Video/Editor: Nick Gardner

Has the emergence of digital and international media owners skewed the power dynamic in spend negotiations, compared to the ’80s and ’90s, when media buyers would negotiate trading deals with media owners on a national level and scale was more weighted in their favor?
In the old days, scale—in terms of spend—was critically important, but it’s not so important now. I think what is more and more important in the digital media marketplaces is brainpower. It’s about being able to take the data, analyze it, then coming up with the right content and distributing it most effectively. And it’s a continuous loop, and that’s why agility is so much more important.

Facebook and Google have scale and brainpower. And data. You famously termed the likes of Facebook and Google “frenemies” in the past. What makes you think they are friendlier now than before?

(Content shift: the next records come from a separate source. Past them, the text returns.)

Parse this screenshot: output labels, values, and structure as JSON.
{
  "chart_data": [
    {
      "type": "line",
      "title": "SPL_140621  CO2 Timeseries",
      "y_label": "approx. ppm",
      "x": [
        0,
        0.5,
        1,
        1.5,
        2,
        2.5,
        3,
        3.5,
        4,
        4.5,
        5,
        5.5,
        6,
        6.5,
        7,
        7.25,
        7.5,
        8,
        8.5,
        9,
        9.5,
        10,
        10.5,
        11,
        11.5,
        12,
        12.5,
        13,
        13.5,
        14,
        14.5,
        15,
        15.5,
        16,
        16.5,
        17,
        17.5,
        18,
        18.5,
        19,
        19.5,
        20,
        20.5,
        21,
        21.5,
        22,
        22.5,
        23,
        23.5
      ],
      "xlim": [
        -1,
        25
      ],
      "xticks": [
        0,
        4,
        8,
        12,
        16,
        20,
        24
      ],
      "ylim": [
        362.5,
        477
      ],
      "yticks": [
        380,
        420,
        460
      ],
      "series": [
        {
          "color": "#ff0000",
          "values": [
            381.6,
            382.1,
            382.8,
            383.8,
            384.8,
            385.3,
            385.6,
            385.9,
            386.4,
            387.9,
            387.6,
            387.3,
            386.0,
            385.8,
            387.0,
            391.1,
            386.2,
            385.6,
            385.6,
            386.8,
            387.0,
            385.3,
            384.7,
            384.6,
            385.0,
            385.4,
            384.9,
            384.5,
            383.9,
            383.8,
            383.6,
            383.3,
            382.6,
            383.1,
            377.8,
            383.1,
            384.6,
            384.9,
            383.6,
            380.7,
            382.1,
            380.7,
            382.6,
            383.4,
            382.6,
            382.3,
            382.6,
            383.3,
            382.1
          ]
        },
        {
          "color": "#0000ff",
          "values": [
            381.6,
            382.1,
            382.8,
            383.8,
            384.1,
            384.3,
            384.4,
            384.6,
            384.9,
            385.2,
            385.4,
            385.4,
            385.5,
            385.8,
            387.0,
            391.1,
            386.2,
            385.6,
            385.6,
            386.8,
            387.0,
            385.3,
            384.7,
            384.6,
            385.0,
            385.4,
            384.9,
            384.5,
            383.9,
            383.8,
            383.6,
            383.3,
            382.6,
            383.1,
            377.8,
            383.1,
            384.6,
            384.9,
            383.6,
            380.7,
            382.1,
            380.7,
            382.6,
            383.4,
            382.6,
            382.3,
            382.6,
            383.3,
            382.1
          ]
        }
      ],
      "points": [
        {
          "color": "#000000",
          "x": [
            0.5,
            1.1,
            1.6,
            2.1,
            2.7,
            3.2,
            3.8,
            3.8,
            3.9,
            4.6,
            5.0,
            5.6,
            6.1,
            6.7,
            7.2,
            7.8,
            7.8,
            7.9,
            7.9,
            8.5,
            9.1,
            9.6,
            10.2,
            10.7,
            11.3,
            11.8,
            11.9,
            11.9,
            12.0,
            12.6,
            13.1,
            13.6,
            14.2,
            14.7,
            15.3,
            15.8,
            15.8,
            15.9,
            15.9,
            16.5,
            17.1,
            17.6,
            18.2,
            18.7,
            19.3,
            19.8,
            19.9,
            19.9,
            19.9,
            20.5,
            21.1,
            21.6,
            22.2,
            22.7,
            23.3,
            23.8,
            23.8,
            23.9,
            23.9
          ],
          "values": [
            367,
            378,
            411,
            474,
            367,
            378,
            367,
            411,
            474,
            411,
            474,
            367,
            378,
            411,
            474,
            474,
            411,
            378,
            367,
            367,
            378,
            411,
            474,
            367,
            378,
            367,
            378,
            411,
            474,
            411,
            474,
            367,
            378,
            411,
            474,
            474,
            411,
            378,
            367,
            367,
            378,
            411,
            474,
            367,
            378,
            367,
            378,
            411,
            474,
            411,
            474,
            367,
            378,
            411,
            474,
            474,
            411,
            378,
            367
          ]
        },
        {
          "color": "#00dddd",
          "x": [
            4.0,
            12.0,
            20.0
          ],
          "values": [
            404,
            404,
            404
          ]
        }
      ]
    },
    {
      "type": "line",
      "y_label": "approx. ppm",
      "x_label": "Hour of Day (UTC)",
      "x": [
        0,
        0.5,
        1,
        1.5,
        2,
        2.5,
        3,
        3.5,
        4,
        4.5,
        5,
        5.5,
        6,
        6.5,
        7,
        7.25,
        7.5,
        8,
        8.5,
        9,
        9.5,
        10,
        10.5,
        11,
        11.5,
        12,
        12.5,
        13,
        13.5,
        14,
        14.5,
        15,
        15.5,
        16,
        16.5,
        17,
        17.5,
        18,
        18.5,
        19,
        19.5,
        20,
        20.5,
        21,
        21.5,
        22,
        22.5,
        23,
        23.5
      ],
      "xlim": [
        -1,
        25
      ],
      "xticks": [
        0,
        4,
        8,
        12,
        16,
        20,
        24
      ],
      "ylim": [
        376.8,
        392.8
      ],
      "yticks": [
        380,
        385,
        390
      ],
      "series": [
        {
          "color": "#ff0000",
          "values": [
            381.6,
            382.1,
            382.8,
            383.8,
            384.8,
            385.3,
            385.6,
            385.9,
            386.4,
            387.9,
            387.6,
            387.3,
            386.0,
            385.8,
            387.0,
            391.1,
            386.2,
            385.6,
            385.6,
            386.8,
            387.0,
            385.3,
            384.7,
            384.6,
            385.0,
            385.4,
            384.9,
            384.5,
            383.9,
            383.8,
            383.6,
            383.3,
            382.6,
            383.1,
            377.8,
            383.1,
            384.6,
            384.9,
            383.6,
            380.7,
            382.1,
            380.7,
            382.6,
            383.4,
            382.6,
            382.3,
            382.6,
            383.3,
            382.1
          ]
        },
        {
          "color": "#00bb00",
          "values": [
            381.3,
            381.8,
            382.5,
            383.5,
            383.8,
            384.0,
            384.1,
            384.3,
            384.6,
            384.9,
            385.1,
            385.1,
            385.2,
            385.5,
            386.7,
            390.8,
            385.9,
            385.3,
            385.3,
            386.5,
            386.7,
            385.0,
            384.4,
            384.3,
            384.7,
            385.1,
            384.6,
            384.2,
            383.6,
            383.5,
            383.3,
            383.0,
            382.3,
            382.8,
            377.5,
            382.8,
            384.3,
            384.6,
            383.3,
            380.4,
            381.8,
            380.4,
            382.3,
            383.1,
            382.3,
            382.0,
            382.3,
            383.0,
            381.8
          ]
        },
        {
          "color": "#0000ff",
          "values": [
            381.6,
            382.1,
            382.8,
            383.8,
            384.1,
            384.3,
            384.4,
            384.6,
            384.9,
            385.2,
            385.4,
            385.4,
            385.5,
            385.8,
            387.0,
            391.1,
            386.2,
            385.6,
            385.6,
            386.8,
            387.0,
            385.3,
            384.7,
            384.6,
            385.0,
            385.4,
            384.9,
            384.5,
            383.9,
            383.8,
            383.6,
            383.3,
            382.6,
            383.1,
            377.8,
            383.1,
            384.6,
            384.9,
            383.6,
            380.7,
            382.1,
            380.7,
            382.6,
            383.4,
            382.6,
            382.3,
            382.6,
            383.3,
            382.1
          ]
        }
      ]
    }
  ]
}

They are friendlier frenemies than they were beforehand. … It might be because they’ve matured. It may be the cause of more regulation or the threat of more regulation. What’s happened over the last three or four years have been concerns around brand safety, privacy and interference in elections, which has put tremendous pressure on them. It was a seminal moment when Apple and Amazon crossed a trillion [dollars in market cap]. … I remember Lloyd Blankfein of Goldman Sachs [saying] no nation state would ever let a company get to [a] $2 trillion [market cap] because it signals too great a concentration of power.